Bu bir çoğalarak süren sevgidir. Çünkü Atatürk, Türklüğün 20. yüzyılda aklı ve zekâsıdır; Atatürk, Türklükle özdeşleşip, bütünleşendir. Bu nedenle, yılardır bu sevgi çoğalarak sel olup akıyor. İşte, devlet adamlığı ve lider olmanın göstergesidir, bu sevgi.
Tarihte; yüzlerce yönetici yer almaktadır. Ben bunlardan; Hannibal, Büyük İskender, Sezar, Cengiz Han, Napolyon gibi kahraman olarak belirtilen isimleri anacağım.
Kahramanlık; işgal etmek, talan etmek, ganimet elde etmek, köleleştirmek ve öldürmek değildir.
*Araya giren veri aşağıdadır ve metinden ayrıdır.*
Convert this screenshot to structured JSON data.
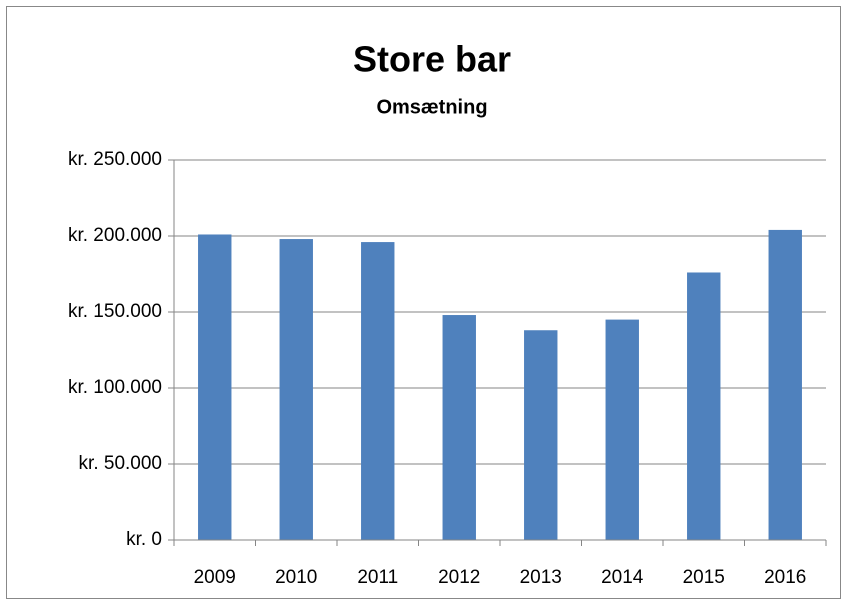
{
  "chart_data": {
    "type": "bar",
    "title": "Store bar",
    "subtitle": "Omsætning",
    "categories": [
      "2009",
      "2010",
      "2011",
      "2012",
      "2013",
      "2014",
      "2015",
      "2016"
    ],
    "values": [
      201000,
      198000,
      196000,
      148000,
      138000,
      145000,
      176000,
      204000
    ],
    "color": "#4f81bd",
    "ylim": [
      0,
      250000
    ],
    "yticks": [
      {
        "value": 0,
        "label": "kr. 0"
      },
      {
        "value": 50000,
        "label": "kr. 50.000"
      },
      {
        "value": 100000,
        "label": "kr. 100.000"
      },
      {
        "value": 150000,
        "label": "kr. 150.000"
      },
      {
        "value": 200000,
        "label": "kr. 200.000"
      },
      {
        "value": 250000,
        "label": "kr. 250.000"
      }
    ],
    "grid": true
  }
}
Kahramanlık, tarih tarafından yaratılmak ve tarihi yaratmaktır; kahramanlık, bir millet, bir devlet ve bir kültür yaratmaktır.
Kahramanlık, işgal ettikleri topraklardaki insanları köleleştirmek değil; işgal altındaki insanları, işgallerden kurtarıp, özgürleştirmektir.
Kahramanlık, babadan kalan tahta oturmak değil; kimsesiz iken bütün engelleri de aşarak, yoktan bir millet ve bir devlet yaratıp o milletin gönlünde taht kurmak ve o devletin lideri, yöneticisi olmaktır.
Kahramanlık, halkını sömürmek değil; halkını refaha kavuşturmak için üretim alanları açmaktır.
BATMAYAN GÜNEŞ
Ben, Hakari’yim;
Boynu bükük kimsesiz bir çocuk gibiyim,
Kıyıda ve köşede,
Ve acılarım yaşanır,
Acıların taşlaştığı yüreklerde…
Ve Ben;
Yeşil akan Munzur’um,
Dersim’in orta yerinde,
Ve Malatya’yı selamlayıp geçen,
Fırat’ta çağlayan bir suyum.
Ve Ben;
Her mevsim,
Kaşkarlar’da erimeyen bir kar,
Ve Anadolu insanlarının yüreklerinde,
Sürekli yeşeren bir umut olurum.
Ve Ben;
Güney’de ağlayan bir bulut,
Kuzey’de durmadan yağan yağmur,
Doğu’da dondurucu soğuk,
Batı’da yakan güneş olurum.
Ve Ben;
Sakarya’da bir zafer türküsü,
Dumlupınar’da karanlıkların örtüsüyüm.
Ve ben;
İstanbul’da ağlayan bir göz,
Erzurum’da yürekli dadaş,
Sivas’ta eğilmeyen baş,
Karaman’da gözlerde biriken bir damla yaş,
Ve Ankara’da,
Kurtuluşa giden yiğitlere yoldaş olurum…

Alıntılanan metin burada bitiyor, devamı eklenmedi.